The second character is Michael burry. Michael Burry, a physician turned stock picker with an antisocial personality. He was later diagnosed as Asperger's. Who becomes the first money manager to buy a credit default swap on subprime mortgage bonds He entered himself in bond market in 2004. All he wanted to know how subprime mortgage lending, market worked. He also wanted to know about corporate credit default swaps. Two years earlier, he discovered credit default swaps. A credit default swap was confusing because it was not really a change in any way. It was an insurance policy, characteristically on a corporate bond, with semiannual premium payments and a fixed term. For example, you pay $200,000 a year to buy a ten-year credit default swap on $100 million in General Electric bonds. The most you’d lose was $2 million: $200,000 a year for ten years. The most you’d make was $100 million, if General Electric defaulted on its debt any time in the next ten years and bondholders recovered zero. It was a zero-sum bet: If you made $100 million, the person who had sold you the credit default swap lost $100 million.

He thought himself different from other because of his fake eye. He thought that he can see the world with different angle. He was studying medicine but he had no interest in it. One of His superiors sent him to a psychiatrist, who said Mike Burry is bipolar. He wasn't bipolar. He was just lonely and apart, without feeling lonely or deeply unhappy. He didn't consider himself as a tragedy; he thought that his odd personality enabled him to focus better than other people. All of this followed, in his mind, just because of his fake eye. "That's why I thought people thought I was different," he said. "That's why I thought I was different." Thinking himself different, he didn't stumble on what happened to him when he collided with Wall Street almost as weird as it was. In his spare time he used the hospital computer and wrote blog about investment to help trade investors. People started to know him they read his blog. Firstly investors read his blog then big names also included in his list of followers.
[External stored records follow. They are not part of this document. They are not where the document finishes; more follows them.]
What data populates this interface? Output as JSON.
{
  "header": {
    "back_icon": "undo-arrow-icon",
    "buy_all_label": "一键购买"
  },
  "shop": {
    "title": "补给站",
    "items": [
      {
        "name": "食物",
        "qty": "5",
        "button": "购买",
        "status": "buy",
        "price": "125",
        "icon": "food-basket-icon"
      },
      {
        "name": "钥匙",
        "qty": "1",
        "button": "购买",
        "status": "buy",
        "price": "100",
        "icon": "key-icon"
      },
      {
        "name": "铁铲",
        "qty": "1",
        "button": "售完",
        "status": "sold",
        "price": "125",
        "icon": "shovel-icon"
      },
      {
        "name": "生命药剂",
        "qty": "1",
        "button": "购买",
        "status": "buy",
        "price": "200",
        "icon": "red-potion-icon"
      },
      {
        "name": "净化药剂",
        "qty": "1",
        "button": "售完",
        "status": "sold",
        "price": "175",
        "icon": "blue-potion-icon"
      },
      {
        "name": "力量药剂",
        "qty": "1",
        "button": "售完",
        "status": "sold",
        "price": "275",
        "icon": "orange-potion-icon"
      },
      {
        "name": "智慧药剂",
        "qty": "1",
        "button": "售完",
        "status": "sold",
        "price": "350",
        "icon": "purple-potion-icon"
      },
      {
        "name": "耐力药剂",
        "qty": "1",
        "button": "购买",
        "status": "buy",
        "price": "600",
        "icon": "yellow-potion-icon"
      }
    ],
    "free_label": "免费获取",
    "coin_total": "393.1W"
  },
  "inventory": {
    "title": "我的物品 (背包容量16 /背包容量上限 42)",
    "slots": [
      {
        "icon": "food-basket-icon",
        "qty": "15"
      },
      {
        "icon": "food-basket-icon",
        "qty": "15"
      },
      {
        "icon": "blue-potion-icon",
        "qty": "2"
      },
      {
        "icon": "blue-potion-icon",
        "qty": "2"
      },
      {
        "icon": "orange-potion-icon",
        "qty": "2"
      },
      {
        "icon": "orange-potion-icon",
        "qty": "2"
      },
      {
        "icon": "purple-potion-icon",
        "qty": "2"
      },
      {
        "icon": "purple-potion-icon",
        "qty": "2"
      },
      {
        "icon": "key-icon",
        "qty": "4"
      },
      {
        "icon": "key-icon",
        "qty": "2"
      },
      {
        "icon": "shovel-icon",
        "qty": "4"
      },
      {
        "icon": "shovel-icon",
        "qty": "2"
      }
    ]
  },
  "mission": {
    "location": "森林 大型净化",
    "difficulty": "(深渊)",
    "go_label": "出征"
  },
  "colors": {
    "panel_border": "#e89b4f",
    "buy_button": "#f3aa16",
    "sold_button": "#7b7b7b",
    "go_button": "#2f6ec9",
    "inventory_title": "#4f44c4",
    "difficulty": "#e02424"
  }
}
One day he left medicine and opened his hedge fund which was named as scion capital. He bought furniture for his office; make the availability of breakage call possible. And his first call and investment was from Gotham capital it was the one of the leading industry that days. They offer him million doller for investment. And second investment was from an insurance company white mountain. He just kept on going his business and his investors were happy with him. He took decision very cleverly. He wrote letters to his investors. At the time when every company was losing his company making profit. In year, 2001, the S&P 500 fell 11.88 percent. Scion capital was up to 55 percent. The next year 2002, the S&P 500 fell again, by 22.1 percent, and Scion was up again: 16 percent. The year, 2003, the stock market turned around and rose 28.69 percent, but Mike Burry beat it again, his investments rose by 50 percent. By the end of 2004, Mike Burry was managing $600 million. By the end of July he owned credit default swaps on $750 million in subprime mortgage bonds and was confidentially conceited about it.